Puis un jour, la magie cessa Daftsura se sentit happée comme lorsqu’on tombe au cours d’un rêve. La grande porte de sa cellule était ouverte et elle pouvait voir de la lumière… De la lumière et cette personne qui l’attendait. Qui ? Peu importe, elle s’avance, affaiblie elle peine à marcher ses bras se referment sur ce type qu’elle ne connaît pas et sa mâchoire sur sa clavicule, elle l’entraîna à terre et entama son funeste repas ignorant sa proie encore vivante qui se débattait sous son emprise. Elle avait besoin de manger. Manger plus, aussi tous ceux qui se trouvèrent sur sa route à sa sortie de l’asile furent impitoyablement ingérés par la créature.

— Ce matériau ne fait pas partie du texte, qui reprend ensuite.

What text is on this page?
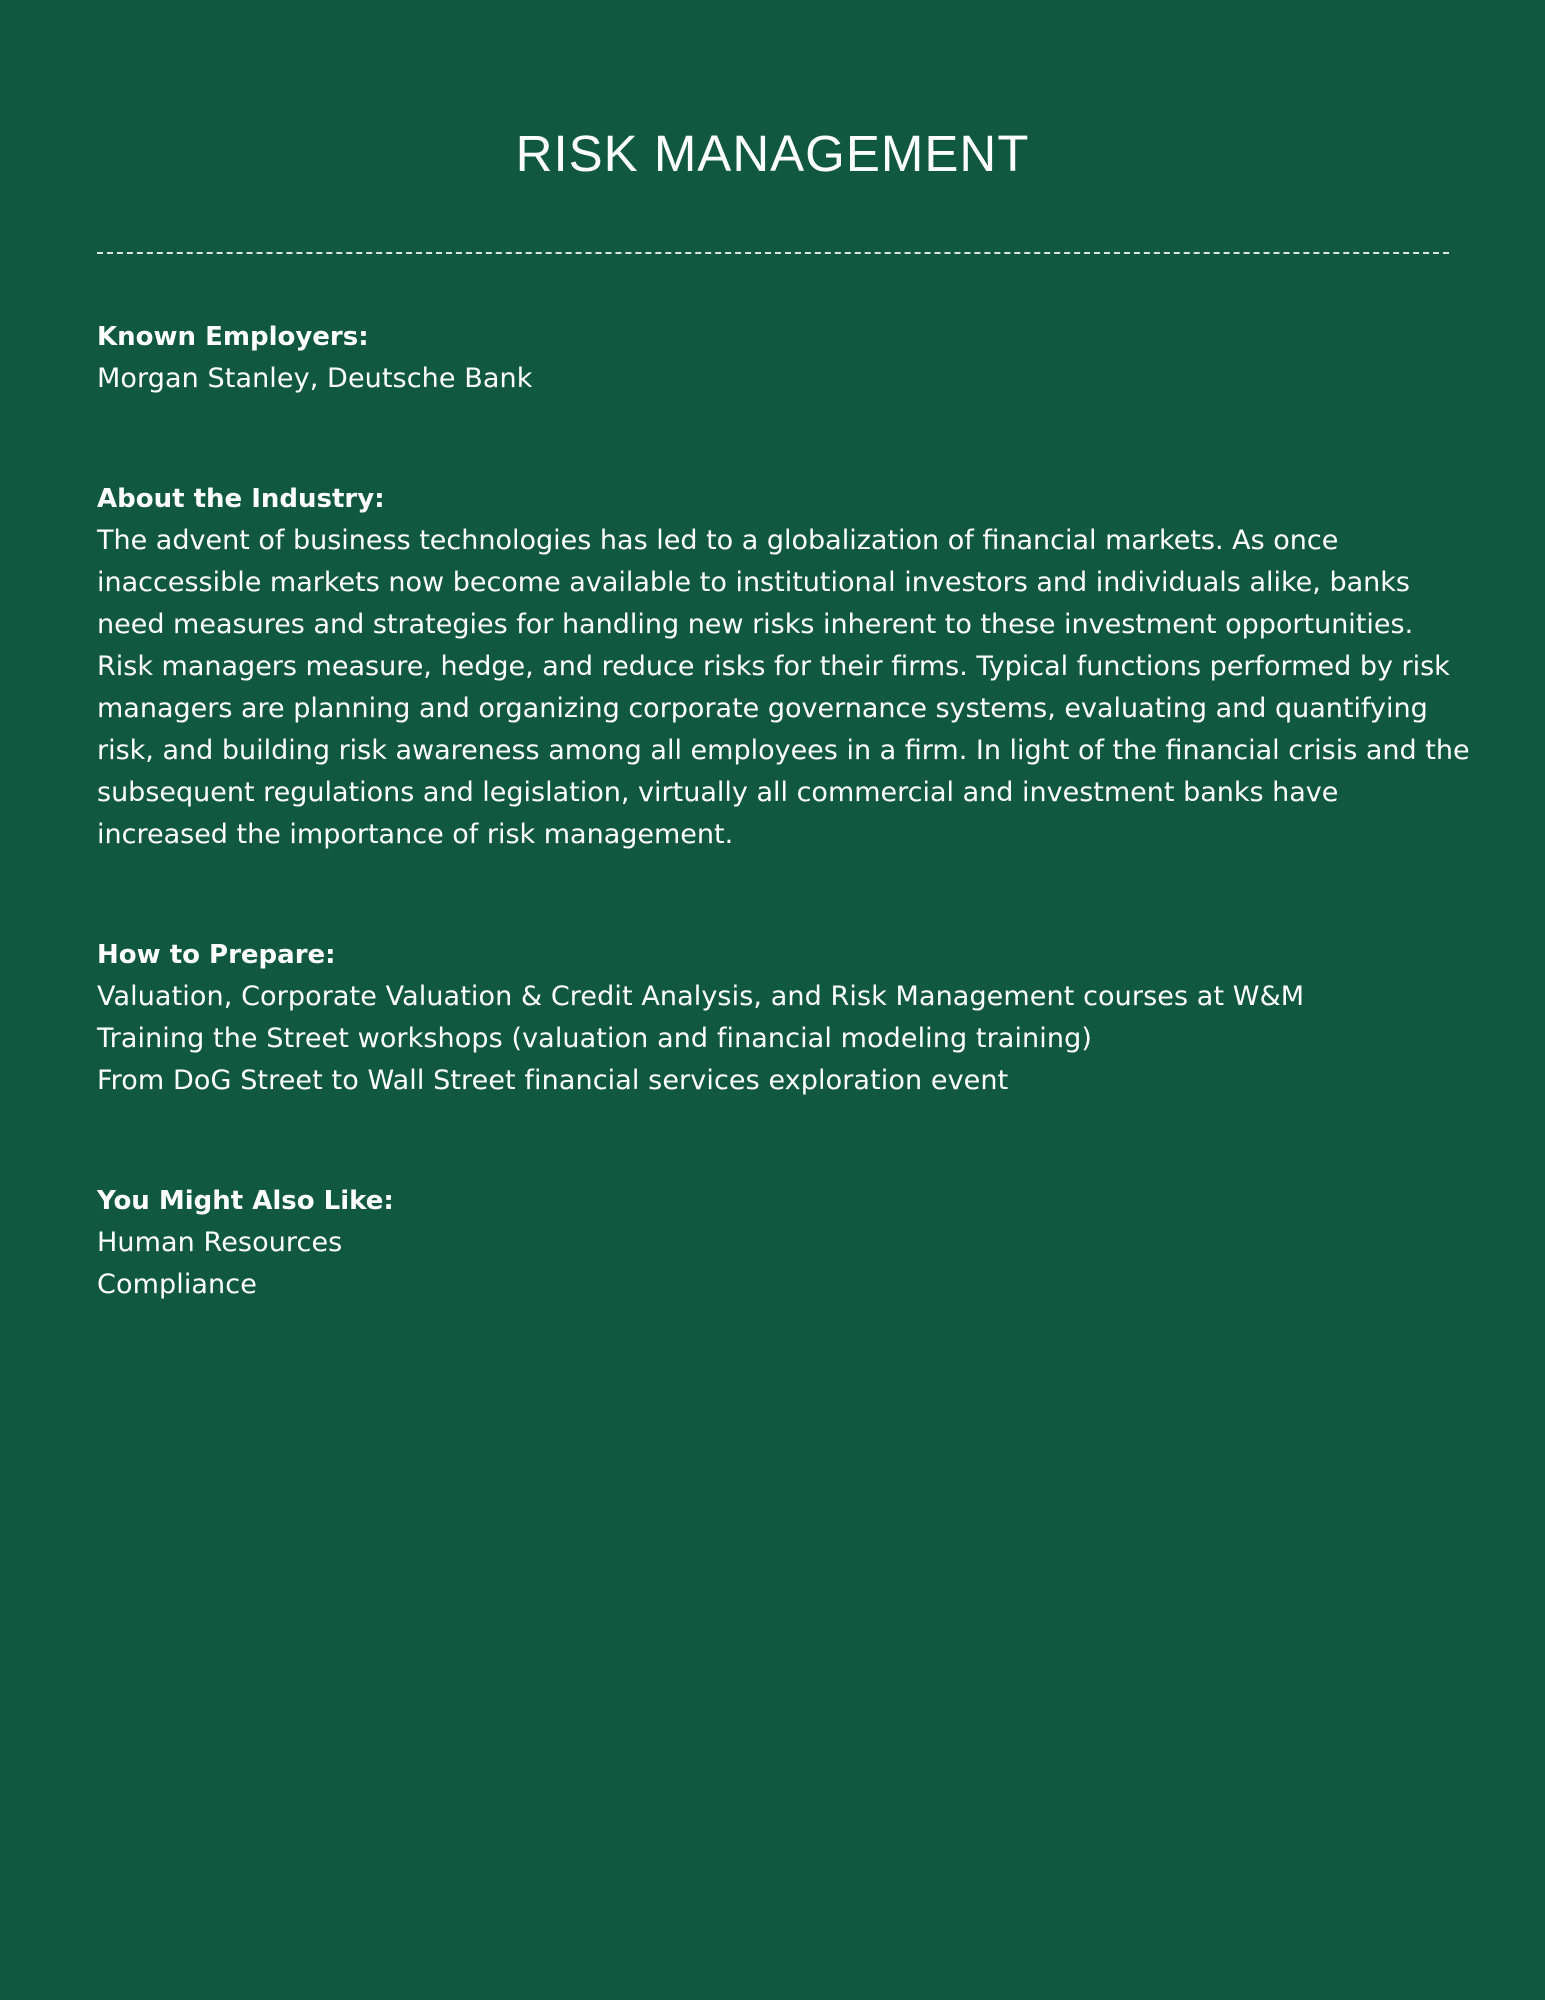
RISK MANAGEMENT

Known Employers:

Morgan Stanley, Deutsche Bank

About the Industry:

The advent of business technologies has led to a globalization of financial markets. As once inaccessible markets now become available to institutional investors and individuals alike, banks need measures and strategies for handling new risks inherent to these investment opportunities. Risk managers measure, hedge, and reduce risks for their firms. Typical functions performed by risk managers are planning and organizing corporate governance systems, evaluating and quantifying risk, and building risk awareness among all employees in a firm. In light of the financial crisis and the subsequent regulations and legislation, virtually all commercial and investment banks have increased the importance of risk management.

How to Prepare:

Valuation, Corporate Valuation & Credit Analysis, and Risk Management courses at W&M
Training the Street workshops (valuation and financial modeling training)
From DoG Street to Wall Street financial services exploration event

You Might Also Like:

Human Resources
Compliance
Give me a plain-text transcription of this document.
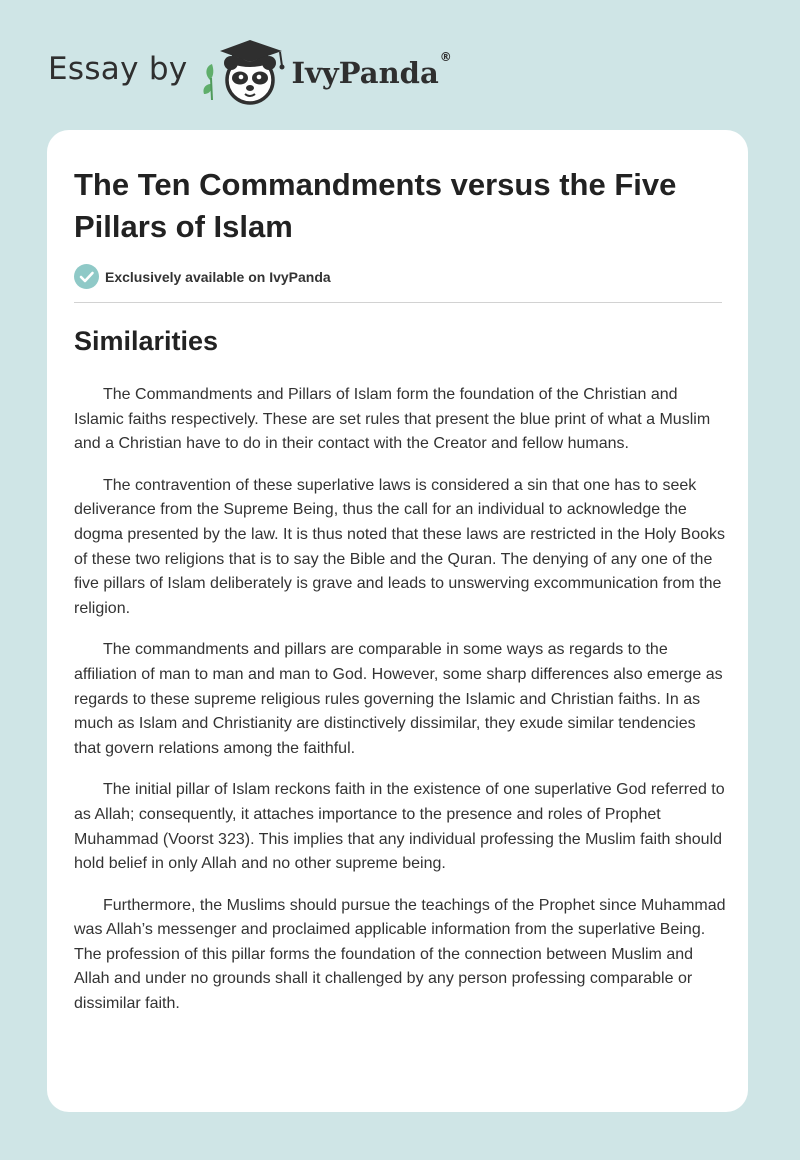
Essay by	IvyPanda®
The Ten Commandments versus the Five Pillars of Islam
Exclusively available on IvyPanda
Similarities

The Commandments and Pillars of Islam form the foundation of the Christian and Islamic faiths respectively. These are set rules that present the blue print of what a Muslim and a Christian have to do in their contact with the Creator and fellow humans.

The contravention of these superlative laws is considered a sin that one has to seek deliverance from the Supreme Being, thus the call for an individual to acknowledge the dogma presented by the law. It is thus noted that these laws are restricted in the Holy Books of these two religions that is to say the Bible and the Quran. The denying of any one of the five pillars of Islam deliberately is grave and leads to unswerving excommunication from the religion.

The commandments and pillars are comparable in some ways as regards to the affiliation of man to man and man to God. However, some sharp differences also emerge as regards to these supreme religious rules governing the Islamic and Christian faiths. In as much as Islam and Christianity are distinctively dissimilar, they exude similar tendencies that govern relations among the faithful.

The initial pillar of Islam reckons faith in the existence of one superlative God referred to as Allah; consequently, it attaches importance to the presence and roles of Prophet Muhammad (Voorst 323). This implies that any individual professing the Muslim faith should hold belief in only Allah and no other supreme being.

Furthermore, the Muslims should pursue the teachings of the Prophet since Muhammad was Allah’s messenger and proclaimed applicable information from the superlative Being. The profession of this pillar forms the foundation of the connection between Muslim and Allah and under no grounds shall it challenged by any person professing comparable or dissimilar faith.
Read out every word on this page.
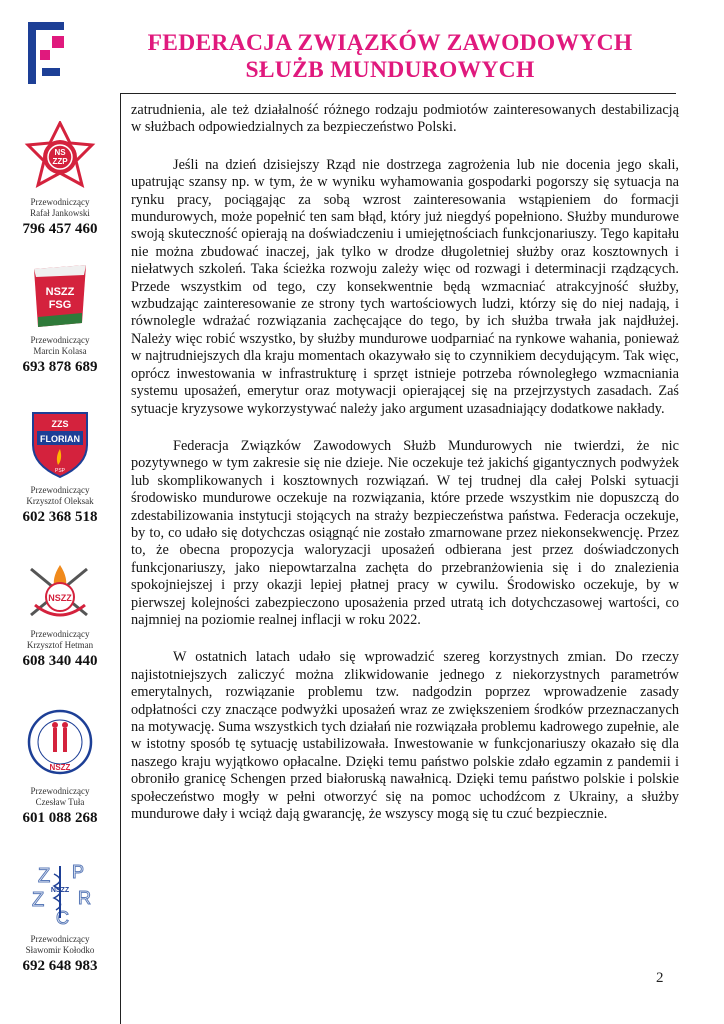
FEDERACJA ZWIĄZKÓW ZAWODOWYCH
SŁUŻB MUNDUROWYCH
NS
ZZP
Przewodniczący
Rafał Jankowski
796 457 460
NSZZ
FSG
Przewodniczący
Marcin Kolasa
693 878 689
ZZS
FLORIAN
PSP
Przewodniczący
Krzysztof Oleksak
602 368 518
NSZZ
Przewodniczący
Krzysztof Hetman
608 340 440
NSZZ
Przewodniczący
Czesław Tuła
601 088 268
Z P
Z R
C
NSZZ
Przewodniczący
Sławomir Kołodko
692 648 983

zatrudnienia, ale też działalność różnego rodzaju podmiotów zainteresowanych destabilizacją w służbach odpowiedzialnych za bezpieczeństwo Polski.

Jeśli na dzień dzisiejszy Rząd nie dostrzega zagrożenia lub nie docenia jego skali, upatrując szansy np. w tym, że w wyniku wyhamowania gospodarki pogorszy się sytuacja na rynku pracy, pociągając za sobą wzrost zainteresowania wstąpieniem do formacji mundurowych, może popełnić ten sam błąd, który już niegdyś popełniono. Służby mundurowe swoją skuteczność opierają na doświadczeniu i umiejętnościach funkcjonariuszy. Tego kapitału nie można zbudować inaczej, jak tylko w drodze długoletniej służby oraz kosztownych i niełatwych szkoleń. Taka ścieżka rozwoju zależy więc od rozwagi i determinacji rządzących. Przede wszystkim od tego, czy konsekwentnie będą wzmacniać atrakcyjność służby, wzbudzając zainteresowanie ze strony tych wartościowych ludzi, którzy się do niej nadają, i równolegle wdrażać rozwiązania zachęcające do tego, by ich służba trwała jak najdłużej. Należy więc robić wszystko, by służby mundurowe uodparniać na rynkowe wahania, ponieważ w najtrudniejszych dla kraju momentach okazywało się to czynnikiem decydującym. Tak więc, oprócz inwestowania w infrastrukturę i sprzęt istnieje potrzeba równoległego wzmacniania systemu uposażeń, emerytur oraz motywacji opierającej się na przejrzystych zasadach. Zaś sytuacje kryzysowe wykorzystywać należy jako argument uzasadniający dodatkowe nakłady.

Federacja Związków Zawodowych Służb Mundurowych nie twierdzi, że nic pozytywnego w tym zakresie się nie dzieje. Nie oczekuje też jakichś gigantycznych podwyżek lub skomplikowanych i kosztownych rozwiązań. W tej trudnej dla całej Polski sytuacji środowisko mundurowe oczekuje na rozwiązania, które przede wszystkim nie dopuszczą do zdestabilizowania instytucji stojących na straży bezpieczeństwa państwa. Federacja oczekuje, by to, co udało się dotychczas osiągnąć nie zostało zmarnowane przez niekonsekwencję. Przez to, że obecna propozycja waloryzacji uposażeń odbierana jest przez doświadczonych funkcjonariuszy, jako niepowtarzalna zachęta do przebranżowienia się i do znalezienia spokojniejszej i przy okazji lepiej płatnej pracy w cywilu. Środowisko oczekuje, by w pierwszej kolejności zabezpieczono uposażenia przed utratą ich dotychczasowej wartości, co najmniej na poziomie realnej inflacji w roku 2022.

W ostatnich latach udało się wprowadzić szereg korzystnych zmian. Do rzeczy najistotniejszych zaliczyć można zlikwidowanie jednego z niekorzystnych parametrów emerytalnych, rozwiązanie problemu tzw. nadgodzin poprzez wprowadzenie zasady odpłatności czy znaczące podwyżki uposażeń wraz ze zwiększeniem środków przeznaczanych na motywację. Suma wszystkich tych działań nie rozwiązała problemu kadrowego zupełnie, ale w istotny sposób tę sytuację ustabilizowała. Inwestowanie w funkcjonariuszy okazało się dla naszego kraju wyjątkowo opłacalne. Dzięki temu państwo polskie zdało egzamin z pandemii i obroniło granicę Schengen przed białoruską nawałnicą. Dzięki temu państwo polskie i polskie społeczeństwo mogły w pełni otworzyć się na pomoc uchodźcom z Ukrainy, a służby mundurowe dały i wciąż dają gwarancję, że wszyscy mogą się tu czuć bezpiecznie.

2
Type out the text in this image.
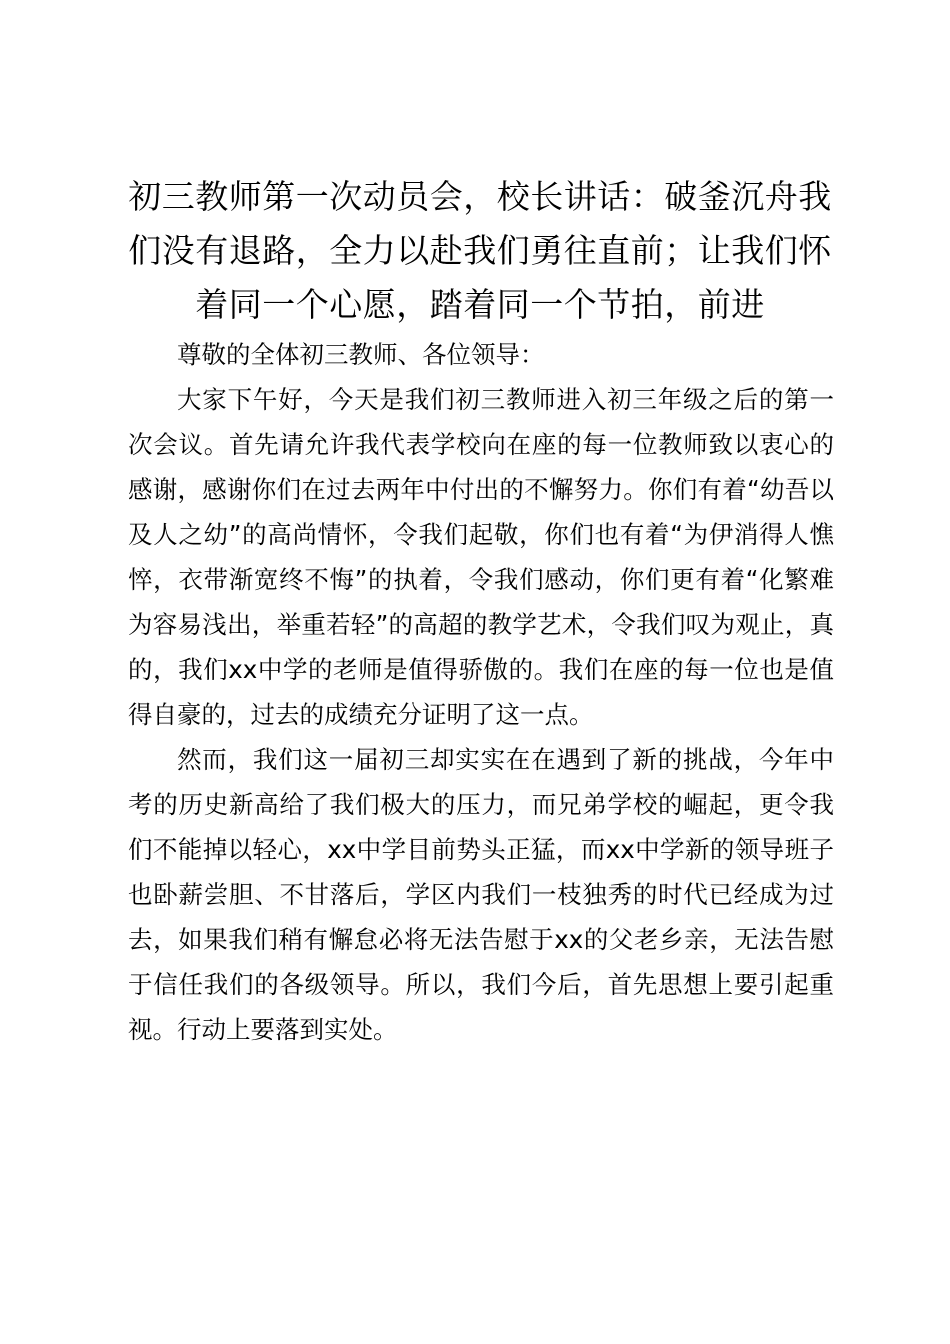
初三教师第一次动员会，校长讲话：破釜沉舟我们没有退路，全力以赴我们勇往直前；让我们怀着同一个心愿，踏着同一个节拍，前进

尊敬的全体初三教师、各位领导：

大家下午好，今天是我们初三教师进入初三年级之后的第一次会议。首先请允许我代表学校向在座的每一位教师致以衷心的感谢，感谢你们在过去两年中付出的不懈努力。你们有着“幼吾以及人之幼”的高尚情怀，令我们起敬，你们也有着“为伊消得人憔悴，衣带渐宽终不悔”的执着，令我们感动，你们更有着“化繁难为容易浅出，举重若轻”的高超的教学艺术，令我们叹为观止，真的，我们xx中学的老师是值得骄傲的。我们在座的每一位也是值得自豪的，过去的成绩充分证明了这一点。

然而，我们这一届初三却实实在在遇到了新的挑战，今年中考的历史新高给了我们极大的压力，而兄弟学校的崛起，更令我们不能掉以轻心，xx中学目前势头正猛，而xx中学新的领导班子也卧薪尝胆、不甘落后，学区内我们一枝独秀的时代已经成为过去，如果我们稍有懈怠必将无法告慰于xx的父老乡亲，无法告慰于信任我们的各级领导。所以，我们今后，首先思想上要引起重视。行动上要落到实处。
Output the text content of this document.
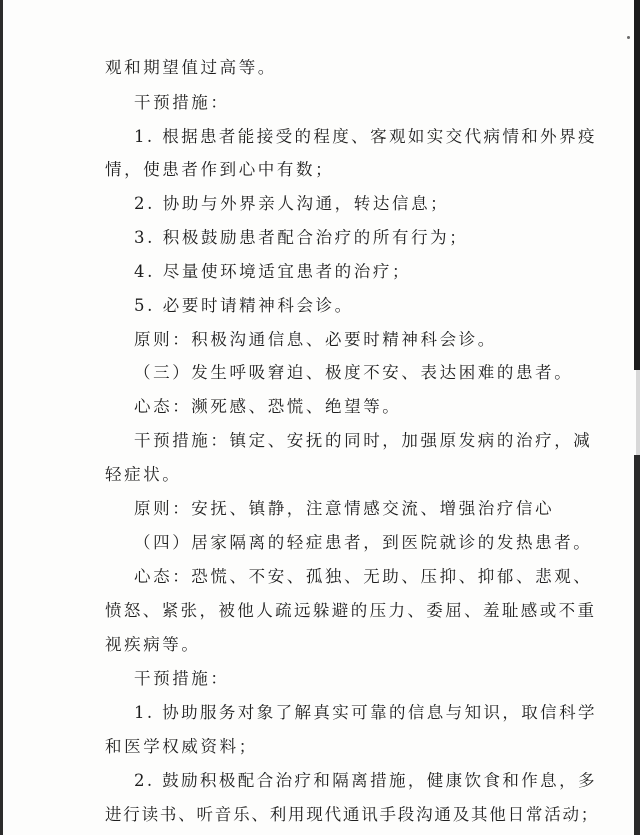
观和期望值过高等。
干预措施：
1. 根据患者能接受的程度、客观如实交代病情和外界疫
情，使患者作到心中有数；
2. 协助与外界亲人沟通，转达信息；
3. 积极鼓励患者配合治疗的所有行为；
4. 尽量使环境适宜患者的治疗；
5. 必要时请精神科会诊。
原则：积极沟通信息、必要时精神科会诊。
（三）发生呼吸窘迫、极度不安、表达困难的患者。
心态：濒死感、恐慌、绝望等。
干预措施：镇定、安抚的同时，加强原发病的治疗，减
轻症状。
原则：安抚、镇静，注意情感交流、增强治疗信心
（四）居家隔离的轻症患者，到医院就诊的发热患者。
心态：恐慌、不安、孤独、无助、压抑、抑郁、悲观、
愤怒、紧张，被他人疏远躲避的压力、委屈、羞耻感或不重
视疾病等。
干预措施：
1. 协助服务对象了解真实可靠的信息与知识，取信科学
和医学权威资料；
2. 鼓励积极配合治疗和隔离措施，健康饮食和作息，多
进行读书、听音乐、利用现代通讯手段沟通及其他日常活动；
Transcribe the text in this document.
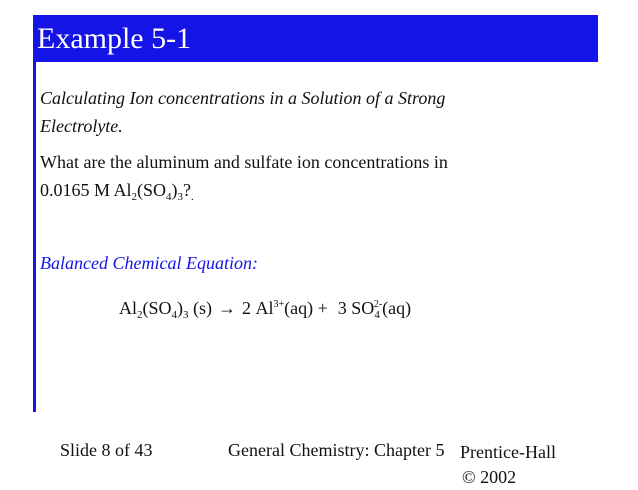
Example 5-1
Calculating Ion concentrations in a Solution of a Strong
Electrolyte.
What are the aluminum and sulfate ion concentrations in
0.0165 M $Al_2(SO_4)_3?_.$
Balanced Chemical Equation:
$Al_2(SO_4)_3$ (s) → 2 $Al^{3+}(aq) + 3$ $SO_4^{2-}(aq)$
Slide 8 of 43	General Chemistry: Chapter 5 Prentice-Hall
© 2002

Encore trop engourdie pour réfléchir convenablement, elle décida d’écouter sa petite voix et pris la route de Val’Hulm, l’île dangereuse. Si elle restait là elle aurait vite fait de se faire attraper de nouveaux. Le voyage fut long et le Thérion manqua à plusieurs reprise de se dévoiler, manquant à plusieurs reprises de céder à des pulsions comme elle n’en avait jamais ressenties auparavant. Comme si ses désirs venaient la frapper bien plus fort qu’avant son emprisonnement. A plusieurs reprise elle dévora son propre bras afin de ne pas basculer.
D’esprit vengeur à semeur de chaos, Daftsura dans sa douce folie entreprend de rassembler d’autres criminels et évadés sous une même bannière formant un groupe illégal de mercenaire, la Grande Chasse. Attendant d’être assez nombreux pour s’opposer au pouvoir en place et plonger le monde dans le chaos. Leur quartier général est caché sur Val’Hulm.
“Chef, z’avez une tête de con là dessus.”
Annonça ‘un des deux hommes qui encadraient une femme à la silhouette bien plus menue couverte par une longue cape noire de laquelle s'extirpe une main bandée s’en allant saisir l’affiche placardée sur le bois d’un panneau de chasseurs de prime. Elle l’observe un instant de ses yeux jaunes imperturbable avant qu’un sourire mauvais ne vienne déchirer son visage.
“Tant mieux. Que tous sachent que le temps de la Grande Chasse est arrivé.”